With a bitterly divided America failing to deliver a decisive result for either party, a jittery public awaited clarity Wednesday over the fate of a race that remained too early to call.
Across the country, sleep-deprived voters were tuned to newscasts while refreshing maps checkered with blue and red that delivered no clear answers.
“There will be a lot of confusion, a lot of chaos,” said Lewis Stevens, 47, a graphic designer and film producer in Detroit who voted for former Vice President Joe Biden. “I’m anticipating court legal battles, the whole nine yards.”
Votes were still being counted across the country and likely will be for days to come as Biden and President Donald Trump both remain short of the necessary 270 electoral votes to win.
Nothing was out of the ordinary in that process beyond a predicted surge of mail-in votes, but the lack of certainty wore on a public exhausted by a seemingly endless campaign.
The verdict will be delivered by a handful of swing states with razor-thin margins likely to lead to recounts and legal challenges. Voters there took deep breaths, coaxed themselves into sanity or otherwise sought refuge from the perplexity and possible further delays.
In North Carolina, where Democrats clung to hope despite a lead for Trump, Kyle Holland, an 18-year-old student voting in his first election, thought his choice of Trump would prevail.
“I think he looks in pretty good shape. I mean, it’s not gonna be a blowout or anything, but I think he’s gonna be able to get to 270 electoral votes,” said Holland, who lives in Faison, North Carolina.

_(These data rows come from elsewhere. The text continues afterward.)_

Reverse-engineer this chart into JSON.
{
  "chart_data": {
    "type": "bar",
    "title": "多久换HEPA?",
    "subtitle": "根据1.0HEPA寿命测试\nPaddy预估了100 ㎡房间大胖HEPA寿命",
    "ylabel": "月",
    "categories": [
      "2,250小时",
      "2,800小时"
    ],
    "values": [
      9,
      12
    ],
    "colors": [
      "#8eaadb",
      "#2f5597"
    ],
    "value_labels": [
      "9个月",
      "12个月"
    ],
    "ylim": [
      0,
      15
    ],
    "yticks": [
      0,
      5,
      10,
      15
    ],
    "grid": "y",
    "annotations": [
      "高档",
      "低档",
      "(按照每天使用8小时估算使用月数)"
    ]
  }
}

In Michigan, where Biden held a narrow lead, 78-year-old Jerry Stutzman, who cast his vote for Trump, expressed disappointment about delays in returns but said he wouldn’t lose any sleep over it.
“You’ve got to be careful what you stress over,” the retired businessman said. “I will keep positive. I’m not going to bury myself in the sand. There’s always challenges in the world and you’ve got to learn to live with them.”